I am having some trouble with this z-transform, and would like a little help.

Question:
Find the Z-transform, and sketch the pole/zero plot with the region of convergence.

$$x[n] = \cos( \Omega_0 n) u[n]$$

Where $$u[n]$$ is the step function.

"Answer"

Directly from a table in my book, $x[n]$ transforms to:

$$X(z) = \frac{1-[\cos \Omega_0]z^{-1}}{1-[2\cos \Omega_0]z^{-1}+z^{-2}}$$

with a region of convergence: $|z|>1$

For the poles/zeros, a little bit of algebra yields:
$$X(z) = \frac{z(z-\cos \Omega_0)}{z^2-2\cos \Omega_0 z + 1}$$

Thus: zeros = $\{ 0, \cos \Omega_0 \}$

Using the quadratic formula yields:

poles = $$p_{1,2} = \frac{2 \cos \Omega_0 \pm \sqrt{4 \cos^2 \Omega_0 - 4}}{2} = \cos \Omega_0 \pm \sqrt{\cos^2 \Omega_0 -1}$$

This can be further simplified to: $$p_{1,2} = \cos \Omega_0 \pm \sqrt{-\sin^2 \Omega_0} = \cos \Omega_0 \pm j\sin \Omega_0 = \{ e^{j\Omega_0},\,\,\,\, e^{-j\Omega_0} \}$$Now if I assume I am right (which I'm not sure about), then:

ROC = $$|z| > 1$$
POL = $$\{ e^{j\Omega_0}, \,\,\, e^{-j\Omega_0} \}$$
ZER = $$\{ 0, \,\,\, \cos \Omega_0 \}$$

So how do I plot this?

Do I say:
A zero exists at the origin, and the other zero exists from -1 to 1 on the real line.

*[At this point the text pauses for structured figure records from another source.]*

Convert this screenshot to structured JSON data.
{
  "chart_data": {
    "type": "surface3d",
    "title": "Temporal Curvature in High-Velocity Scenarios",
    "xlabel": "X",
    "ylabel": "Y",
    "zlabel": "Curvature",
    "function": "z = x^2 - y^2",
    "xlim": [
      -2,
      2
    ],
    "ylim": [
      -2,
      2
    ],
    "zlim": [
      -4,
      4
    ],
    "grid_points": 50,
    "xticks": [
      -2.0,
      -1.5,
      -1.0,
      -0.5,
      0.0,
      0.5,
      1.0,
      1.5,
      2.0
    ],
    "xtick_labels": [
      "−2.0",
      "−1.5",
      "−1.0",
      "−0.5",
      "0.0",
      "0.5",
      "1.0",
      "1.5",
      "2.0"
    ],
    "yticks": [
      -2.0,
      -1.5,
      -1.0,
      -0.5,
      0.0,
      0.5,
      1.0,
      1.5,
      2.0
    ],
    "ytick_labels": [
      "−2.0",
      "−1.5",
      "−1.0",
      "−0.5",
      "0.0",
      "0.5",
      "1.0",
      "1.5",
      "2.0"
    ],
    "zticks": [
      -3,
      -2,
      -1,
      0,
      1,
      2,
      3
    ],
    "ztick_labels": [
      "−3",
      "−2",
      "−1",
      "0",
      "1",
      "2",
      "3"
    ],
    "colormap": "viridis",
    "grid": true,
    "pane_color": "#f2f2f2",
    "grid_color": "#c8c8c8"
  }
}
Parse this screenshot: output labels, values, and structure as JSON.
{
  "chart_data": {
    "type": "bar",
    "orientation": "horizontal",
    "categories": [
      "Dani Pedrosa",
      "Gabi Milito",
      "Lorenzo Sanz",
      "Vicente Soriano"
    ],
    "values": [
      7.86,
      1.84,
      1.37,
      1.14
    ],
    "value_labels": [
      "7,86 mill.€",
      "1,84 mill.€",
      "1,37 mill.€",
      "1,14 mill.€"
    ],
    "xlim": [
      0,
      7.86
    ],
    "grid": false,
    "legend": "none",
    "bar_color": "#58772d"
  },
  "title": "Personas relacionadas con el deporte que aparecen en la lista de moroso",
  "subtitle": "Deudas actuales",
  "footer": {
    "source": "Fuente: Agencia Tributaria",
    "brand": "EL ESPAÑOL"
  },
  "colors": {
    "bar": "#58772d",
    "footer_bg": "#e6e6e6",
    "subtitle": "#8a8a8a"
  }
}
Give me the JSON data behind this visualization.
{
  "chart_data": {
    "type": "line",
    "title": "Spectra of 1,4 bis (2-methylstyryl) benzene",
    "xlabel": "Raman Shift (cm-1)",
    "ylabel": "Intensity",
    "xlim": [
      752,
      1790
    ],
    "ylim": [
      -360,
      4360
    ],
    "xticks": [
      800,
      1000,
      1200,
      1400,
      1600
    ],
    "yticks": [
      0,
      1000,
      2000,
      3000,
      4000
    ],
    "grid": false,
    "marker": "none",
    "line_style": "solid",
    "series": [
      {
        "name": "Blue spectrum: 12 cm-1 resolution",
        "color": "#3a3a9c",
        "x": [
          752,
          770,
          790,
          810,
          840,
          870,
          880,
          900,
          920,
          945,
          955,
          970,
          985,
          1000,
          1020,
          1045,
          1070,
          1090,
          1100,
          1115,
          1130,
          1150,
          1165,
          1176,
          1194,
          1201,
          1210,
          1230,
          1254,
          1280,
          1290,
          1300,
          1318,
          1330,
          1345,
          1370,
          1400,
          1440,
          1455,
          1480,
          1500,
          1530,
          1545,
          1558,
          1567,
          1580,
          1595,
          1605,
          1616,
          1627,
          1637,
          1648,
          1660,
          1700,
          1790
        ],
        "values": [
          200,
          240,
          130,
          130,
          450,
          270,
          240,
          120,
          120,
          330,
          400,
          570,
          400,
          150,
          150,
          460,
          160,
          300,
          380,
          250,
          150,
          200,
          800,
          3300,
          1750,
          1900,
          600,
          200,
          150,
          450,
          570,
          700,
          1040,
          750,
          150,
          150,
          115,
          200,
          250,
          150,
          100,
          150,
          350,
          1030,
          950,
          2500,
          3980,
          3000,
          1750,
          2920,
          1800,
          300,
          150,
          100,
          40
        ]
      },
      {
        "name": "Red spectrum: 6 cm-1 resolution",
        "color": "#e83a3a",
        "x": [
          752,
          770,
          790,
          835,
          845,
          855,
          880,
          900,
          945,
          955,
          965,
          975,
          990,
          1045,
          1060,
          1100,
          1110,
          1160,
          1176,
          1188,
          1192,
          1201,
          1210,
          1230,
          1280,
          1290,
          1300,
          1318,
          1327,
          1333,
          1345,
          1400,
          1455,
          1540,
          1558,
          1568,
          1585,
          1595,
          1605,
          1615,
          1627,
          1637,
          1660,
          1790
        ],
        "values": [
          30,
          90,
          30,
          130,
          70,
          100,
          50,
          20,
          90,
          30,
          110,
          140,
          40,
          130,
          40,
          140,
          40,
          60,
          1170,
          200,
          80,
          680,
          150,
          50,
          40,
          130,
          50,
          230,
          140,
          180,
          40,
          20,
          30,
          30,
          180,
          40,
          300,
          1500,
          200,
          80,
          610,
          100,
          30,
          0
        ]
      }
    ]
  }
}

A pole exists on the unit circle with the other pole "opposite" it.I just need a little help in understanding this. Please let me know, if the in-between steps are necessary. Thanks!

 

[lippyka]

Yes, the in-between steps are necessary in order to sketch the pole/zero plot. You can think of it as a “map” of the z-plane that shows where the poles and zeros of the transfer function (in this case, X(z)) lie. A pole is represented by an “X” and a zero is represented by an “O”. To plot the pole/zero plot, you will need to draw a unit circle with its center at the origin. Then, mark the points where the two poles lie (in this case, e^jΩ_0 and e^-jΩ_0) with an “X”. Lastly, mark the point 0 and the point cos Ω_0 with an “O”. The region of convergence (ROC) will be the area of the z-plane outside of the unit circle.